Existing Conditions of School Siting

Existing Conditions

In the CMAP region, there are nearly 300 school districts (U.S. CDC) that vary widely in the number of students, the number and size of schools, the geographic size of the district and type of district (Elementary (k-8), High School (9-12), and Unit (k-12). With this many districts building new schools, additions, or renovating, it is not surprising that there is a great deal of variation. Building capacities, size of buildings, what are considered necessities, etc. are all things that can vary from one school district to another, and even within the same school district. In the CMAP region there are high schools with over 4,500 students (Stevenson) and some with less than 700 (Harvard). There are Jr. Highs with nearly 4,000 students (Unity Jr. High in Cicero is the largest Jr. High in the country) and elementary schools with more than 1,000 students. Yet there are school districts with less than 150 students (Rondout). Within the city of Chicago there are some of the largest and smallest schools. Even though variation is a part of the landscape, it does not mean that there cannot be areas of commonality that transcend any one school district.

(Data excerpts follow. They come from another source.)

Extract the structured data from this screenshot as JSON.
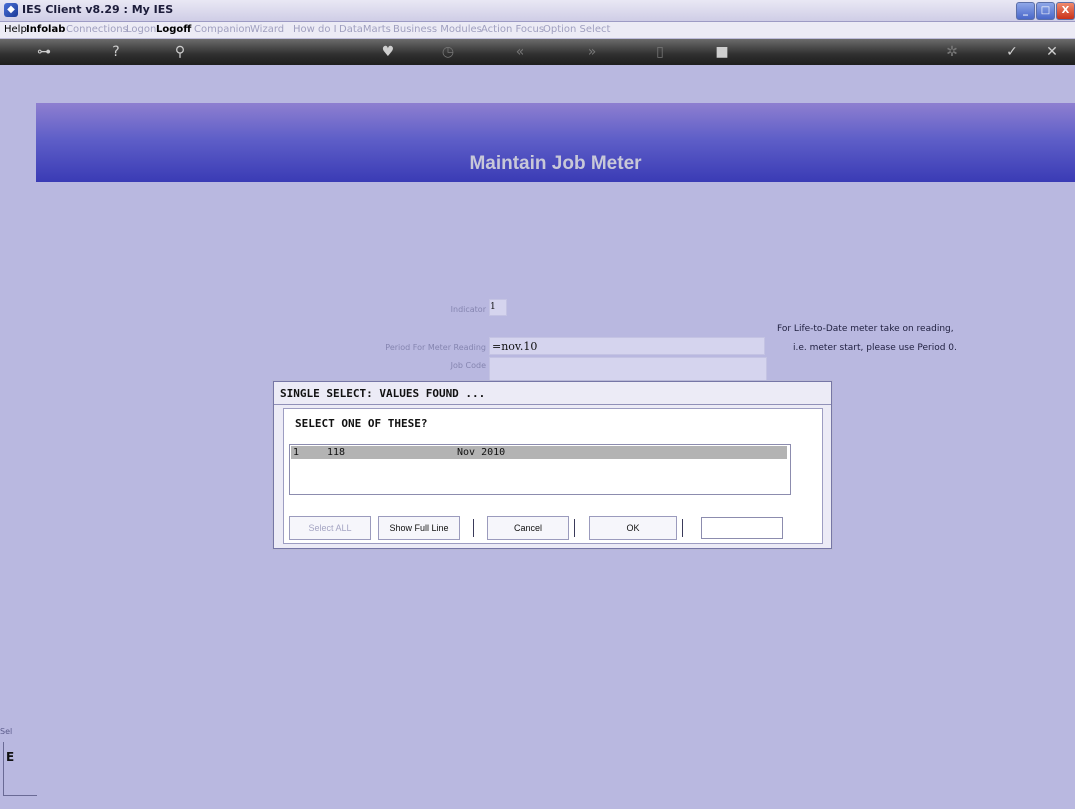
{
  "window": {
    "title": "IES Client v8.29 : My IES",
    "controls": {
      "minimize": "_",
      "maximize": "□",
      "close": "X"
    }
  },
  "menu": [
    {
      "label": "Help",
      "style": "active"
    },
    {
      "label": "Infolab",
      "style": "bold"
    },
    {
      "label": "Connections",
      "style": "dim"
    },
    {
      "label": "Logon",
      "style": "dim"
    },
    {
      "label": "Logoff",
      "style": "bold"
    },
    {
      "label": "Companion",
      "style": "dim"
    },
    {
      "label": "Wizard",
      "style": "dim"
    },
    {
      "label": "How do I",
      "style": "dim"
    },
    {
      "label": "DataMarts",
      "style": "dim"
    },
    {
      "label": "Business Modules",
      "style": "dim"
    },
    {
      "label": "Action Focus",
      "style": "dim"
    },
    {
      "label": "Option Select",
      "style": "dim"
    }
  ],
  "toolbar": {
    "icons": [
      "key-icon",
      "help-icon",
      "search-icon",
      "heart-icon",
      "clock-icon",
      "rewind-icon",
      "fast-forward-icon",
      "document-icon",
      "stop-icon",
      "settings-icon",
      "check-icon",
      "close-icon"
    ]
  },
  "header": {
    "title": "Maintain Job Meter"
  },
  "form": {
    "indicator_label": "Indicator",
    "indicator_value": "1",
    "period_label": "Period For Meter Reading",
    "period_value": "=nov.10",
    "jobcode_label": "Job Code",
    "jobcode_value": "",
    "note_line1": "For Life-to-Date meter take on reading,",
    "note_line2": "i.e. meter start, please use Period 0."
  },
  "dialog": {
    "title": "SINGLE SELECT: VALUES FOUND ...",
    "prompt": "SELECT ONE OF THESE?",
    "rows": [
      {
        "col1": "1",
        "col2": "118",
        "col3": "Nov 2010"
      }
    ],
    "buttons": {
      "select_all": "Select ALL",
      "show_full_line": "Show Full Line",
      "cancel": "Cancel",
      "ok": "OK"
    },
    "input_value": ""
  },
  "bottom_left": {
    "text1": "Sel",
    "text2": "E"
  }
}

In the last 10-15 years, two trends have emerged in the CMAP region that greatly impacts the location, size, and footprint of schools. First, a significant amount of the population growth taking place is in the far reaches of the region. The second trend is the spatial redistribution of the population within Chicago and some of the inner suburbs. The response to both trends has been to either add additions onto existing schools or to build new schools.
In the suburbs this has primarily meant adding capacity. Typically voters in various school districts have been asked to increase their taxes (via referendums) to support construction of new buildings or additions. In fact from 2002 through the 2008 primary over $4.3 billion in school construction bonds were approved by suburban voters to renovate, expand, or build new schools (Appendix 1). Developers in the meantime are increasingly being asked to pay higher impact fees, to reduce density, or both. As will be discussed, one of the primary drivers related to school construction in the suburbs has to do with local land-cash ordinances. Appendix 1 contains a list of all of the school construction bond referendums that have been approved by voters in recent years.

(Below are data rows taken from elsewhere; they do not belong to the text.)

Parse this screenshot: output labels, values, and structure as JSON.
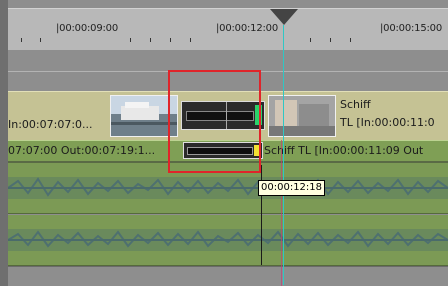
{
  "ruler": {
    "labels": [
      "|00:00:09:00",
      "|00:00:12:00",
      "|00:00:15:00"
    ]
  },
  "video_track": {
    "clip1_text": "In:00:07:07:0...",
    "clip2_title": "Schiff",
    "clip2_tl": "TL [In:00:00:11:0"
  },
  "audio_label_track": {
    "clip1_text": "07:07:00 Out:00:07:19:1...",
    "clip2_text": "Schiff  TL [In:00:00:11:09 Out"
  },
  "tooltip": {
    "time": "00:00:12:18"
  },
  "colors": {
    "video_track": "#c5c294",
    "audio_track": "#7c9a55",
    "playhead_line": "#2fc7c4",
    "selection": "#e0242a",
    "transition_green": "#2bd16a",
    "transition_yellow": "#f2e234"
  }
}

In Chicago and the inner suburbs, there are areas of population growth and decline which have created a spatial imbalance relative to where public schools are located. In Chicago, this has necessitated the reallocation of resources. While some areas of the city have experienced a fair amount of student population growth, other areas have witnessed steep declines in enrollment. This has created a situation in which many schools sit underutilized while others are overcrowded. Since 2001, enrollment in Chicago Public schools has decreased by 41,000 students, which has led to nearly 150 elementary schools being at least half vacant (CPS). In 2007 147 out of 417 elementary schools are anywhere from ½ to more than 2/3 empty. That compares with 30 or 40 underused schools in 2000 (Chicago Sun-Times). This has prompted Chicago Public school officials to announce that they will likely be closing or combining about 50 elementary schools over the next few years. With the amount of school construction activity taking place in the region, it is important to understand the dynamics that influence factors such as the location and size of schools. In this paper, most of the focus is placed on issues related to new schools, with less attention being devoted to the impacts associated with building additions or modifications.